Côté moulage, le technicien prend l'empreinte d'une pièce (un crâne de gros mammifère, un fossile, un invertébré) avec du silicone, fabrique un moule, puis coule une résine, un élastomère ou du plâtre pour obtenir une copie fidèle. La dernière étape, la plus artistique, est la patine : pigments, peintures acryliques et aérographe pour que la reproduction soit visuellement indiscernable de l'original. De plus en plus, la numérisation 3D et l'impression 3D complètent ces techniques traditionnelles, notamment pour reproduire un objet sans le toucher.
À cela s'ajoute un travail moins visible mais essentiel : inventorier et étiqueter les spécimens, tenir les bases de données de collection, restaurer d'anciennes pièces, préparer les prêts entre musées et entretenir l'atelier et ses machines.
Le métier s'exerce surtout en atelier et en laboratoire, au sein de muséums d'histoire naturelle, de musées, de laboratoires de recherche ou d'universités — plus rarement dans des ateliers artisanaux privés qui travaillent pour des collectionneurs, des collèges et lycées ou des parcs animaliers. Les horaires sont plutôt réguliers, mais peuvent devenir variables au rythme des montages d'exposition, des chantiers de collection ou des campagnes de terrain (fouilles paléontologiques, récupération de grands spécimens).

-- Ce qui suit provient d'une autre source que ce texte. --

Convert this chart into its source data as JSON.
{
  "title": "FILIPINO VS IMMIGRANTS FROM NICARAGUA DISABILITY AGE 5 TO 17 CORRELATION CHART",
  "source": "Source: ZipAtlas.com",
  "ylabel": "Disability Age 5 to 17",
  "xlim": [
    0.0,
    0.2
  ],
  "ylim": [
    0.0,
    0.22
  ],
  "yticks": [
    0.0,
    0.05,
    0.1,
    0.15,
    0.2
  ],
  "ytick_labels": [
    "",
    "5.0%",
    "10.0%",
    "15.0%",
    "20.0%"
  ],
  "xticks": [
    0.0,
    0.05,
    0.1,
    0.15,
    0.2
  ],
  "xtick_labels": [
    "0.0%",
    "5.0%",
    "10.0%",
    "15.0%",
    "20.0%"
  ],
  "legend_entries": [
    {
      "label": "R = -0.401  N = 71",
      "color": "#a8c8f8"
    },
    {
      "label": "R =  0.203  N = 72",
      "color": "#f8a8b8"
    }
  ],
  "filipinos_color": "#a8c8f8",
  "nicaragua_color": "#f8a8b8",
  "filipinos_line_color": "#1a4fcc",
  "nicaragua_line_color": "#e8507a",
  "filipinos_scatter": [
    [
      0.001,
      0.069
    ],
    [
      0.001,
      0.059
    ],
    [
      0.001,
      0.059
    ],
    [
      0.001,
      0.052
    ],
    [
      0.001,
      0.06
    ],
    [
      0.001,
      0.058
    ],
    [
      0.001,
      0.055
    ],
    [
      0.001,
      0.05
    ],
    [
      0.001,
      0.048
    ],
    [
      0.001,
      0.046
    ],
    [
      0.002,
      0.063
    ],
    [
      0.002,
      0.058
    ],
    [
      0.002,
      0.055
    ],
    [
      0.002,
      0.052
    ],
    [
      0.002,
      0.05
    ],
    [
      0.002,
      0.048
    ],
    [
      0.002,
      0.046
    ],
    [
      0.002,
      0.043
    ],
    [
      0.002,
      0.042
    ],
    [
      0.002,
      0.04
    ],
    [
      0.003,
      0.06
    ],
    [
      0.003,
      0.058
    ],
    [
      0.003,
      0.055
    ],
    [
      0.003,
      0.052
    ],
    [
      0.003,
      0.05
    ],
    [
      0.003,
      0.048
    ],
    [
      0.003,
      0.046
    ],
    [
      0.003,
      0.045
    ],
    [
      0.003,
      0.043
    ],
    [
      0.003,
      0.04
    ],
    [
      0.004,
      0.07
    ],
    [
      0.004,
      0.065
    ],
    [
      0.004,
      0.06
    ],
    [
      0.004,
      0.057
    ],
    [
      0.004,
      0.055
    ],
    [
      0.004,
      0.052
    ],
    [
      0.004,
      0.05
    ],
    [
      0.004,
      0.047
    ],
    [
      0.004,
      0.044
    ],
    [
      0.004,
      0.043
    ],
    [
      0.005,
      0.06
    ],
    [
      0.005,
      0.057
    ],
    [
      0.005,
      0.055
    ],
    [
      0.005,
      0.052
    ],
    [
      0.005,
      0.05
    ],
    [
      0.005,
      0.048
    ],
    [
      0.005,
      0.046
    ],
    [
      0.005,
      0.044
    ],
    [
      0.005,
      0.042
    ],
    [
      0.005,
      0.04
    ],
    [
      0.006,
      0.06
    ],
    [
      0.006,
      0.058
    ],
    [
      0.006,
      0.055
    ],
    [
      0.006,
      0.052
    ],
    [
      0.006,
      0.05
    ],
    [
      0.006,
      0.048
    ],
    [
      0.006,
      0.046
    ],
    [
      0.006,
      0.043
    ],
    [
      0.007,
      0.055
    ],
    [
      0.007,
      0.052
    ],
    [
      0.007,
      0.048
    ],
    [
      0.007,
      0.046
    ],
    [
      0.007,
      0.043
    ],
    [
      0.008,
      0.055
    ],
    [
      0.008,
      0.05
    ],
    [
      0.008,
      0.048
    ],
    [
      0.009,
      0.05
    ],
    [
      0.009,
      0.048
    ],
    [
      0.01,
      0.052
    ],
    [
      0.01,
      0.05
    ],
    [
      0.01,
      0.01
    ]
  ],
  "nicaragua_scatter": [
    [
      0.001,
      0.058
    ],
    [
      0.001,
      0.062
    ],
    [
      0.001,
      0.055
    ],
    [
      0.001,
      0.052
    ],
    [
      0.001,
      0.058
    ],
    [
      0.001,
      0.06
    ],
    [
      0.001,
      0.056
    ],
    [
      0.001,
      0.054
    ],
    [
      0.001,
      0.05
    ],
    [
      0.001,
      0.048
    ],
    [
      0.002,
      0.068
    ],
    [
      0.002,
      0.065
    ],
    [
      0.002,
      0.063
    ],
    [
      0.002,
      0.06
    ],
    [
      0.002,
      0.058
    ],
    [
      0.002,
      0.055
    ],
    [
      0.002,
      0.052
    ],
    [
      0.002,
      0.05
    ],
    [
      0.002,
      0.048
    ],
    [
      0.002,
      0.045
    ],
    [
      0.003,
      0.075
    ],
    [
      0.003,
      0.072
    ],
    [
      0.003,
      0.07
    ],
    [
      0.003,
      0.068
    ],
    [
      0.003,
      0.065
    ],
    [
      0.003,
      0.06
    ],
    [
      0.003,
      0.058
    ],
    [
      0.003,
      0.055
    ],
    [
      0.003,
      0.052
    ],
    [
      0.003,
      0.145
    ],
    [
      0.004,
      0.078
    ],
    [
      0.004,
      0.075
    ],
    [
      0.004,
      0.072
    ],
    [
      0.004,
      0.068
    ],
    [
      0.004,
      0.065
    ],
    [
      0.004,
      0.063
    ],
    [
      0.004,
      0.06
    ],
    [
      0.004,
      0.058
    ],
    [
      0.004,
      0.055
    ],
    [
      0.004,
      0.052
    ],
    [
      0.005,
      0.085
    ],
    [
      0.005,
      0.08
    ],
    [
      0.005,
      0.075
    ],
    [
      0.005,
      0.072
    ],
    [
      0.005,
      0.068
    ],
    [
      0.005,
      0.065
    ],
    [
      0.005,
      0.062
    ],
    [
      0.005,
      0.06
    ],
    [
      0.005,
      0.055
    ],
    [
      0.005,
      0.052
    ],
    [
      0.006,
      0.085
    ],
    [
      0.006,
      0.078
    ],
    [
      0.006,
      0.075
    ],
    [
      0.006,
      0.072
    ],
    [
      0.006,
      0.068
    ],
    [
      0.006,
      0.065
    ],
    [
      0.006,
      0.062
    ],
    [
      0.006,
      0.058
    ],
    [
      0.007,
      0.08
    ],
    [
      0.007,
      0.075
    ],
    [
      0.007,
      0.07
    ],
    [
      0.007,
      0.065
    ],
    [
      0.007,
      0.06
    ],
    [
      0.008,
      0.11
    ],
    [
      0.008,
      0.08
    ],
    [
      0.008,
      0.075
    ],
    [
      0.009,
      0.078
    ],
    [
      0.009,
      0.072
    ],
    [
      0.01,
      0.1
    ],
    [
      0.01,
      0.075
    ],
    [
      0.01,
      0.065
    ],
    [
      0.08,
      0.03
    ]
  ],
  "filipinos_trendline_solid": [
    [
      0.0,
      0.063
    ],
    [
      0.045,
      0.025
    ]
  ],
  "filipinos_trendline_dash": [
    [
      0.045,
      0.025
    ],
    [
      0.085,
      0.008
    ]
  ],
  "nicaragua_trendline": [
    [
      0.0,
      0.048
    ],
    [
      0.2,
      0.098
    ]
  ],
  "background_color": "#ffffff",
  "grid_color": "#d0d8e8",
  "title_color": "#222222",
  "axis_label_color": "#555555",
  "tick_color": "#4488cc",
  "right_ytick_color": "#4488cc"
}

L'effort physique reste modéré mais bien réel : postures penchées, gestes minutieux répétés, manipulation de pièces parfois très lourdes (un crâne de cétacé, une armature métallique). L'environnement impose une vraie discipline sanitaire : odeurs, produits chimiques (solvants, résines, agents de blanchiment), poussières, port d'équipements de protection et vaccinations à jour (tétanos, rage notamment). Le télétravail est impossible : tout se fait sur pièce.
Avec l'expérience, on peut se spécialiser : montage de grands squelettes, préparation paléontologique fine, moulage et patine haut de gamme, numérisation 3D des collections. Dans un muséum, l'évolution passe souvent par la responsabilité d'un atelier ou d'une équipe de préparation, puis par des fonctions de régisseur ou de gestionnaire de collections — voire, avec une reprise d'études, de chargé de conservation préventive ou de conservateur-restaurateur. Beaucoup finissent aussi par s'installer à leur compte, en combinant taxidermie, moulage et fabrication de répliques pédagogiques pour les écoles, les musées et le cinéma.
C'est un métier de très petite niche : on compte quelques centaines de professionnels en France, et les postes en muséum se libèrent rarement (départs en retraite, créations exceptionnelles liées à une rénovation d'exposition). Les offres passent par les concours ITRF du Muséum national d'Histoire naturelle et des universités, les concours de la fonction publique territoriale pour les musées de villes, et le bouche-à-oreille du milieu. La formation étant confidentielle (un seul CAP, très peu de places), la concurrence directe reste faible, mais il faut être mobile géographiquement et souvent combiner plusieurs activités : moulage, taxidermie, restauration, fabrication de répliques pédagogiques, prestations pour le cinéma ou l'événementiel. La demande est réelle et durable côté patrimoine — les collections d'histoire naturelle doivent être conservées, restaurées et rendues accessibles — mais elle se traduit par peu de postes permanents.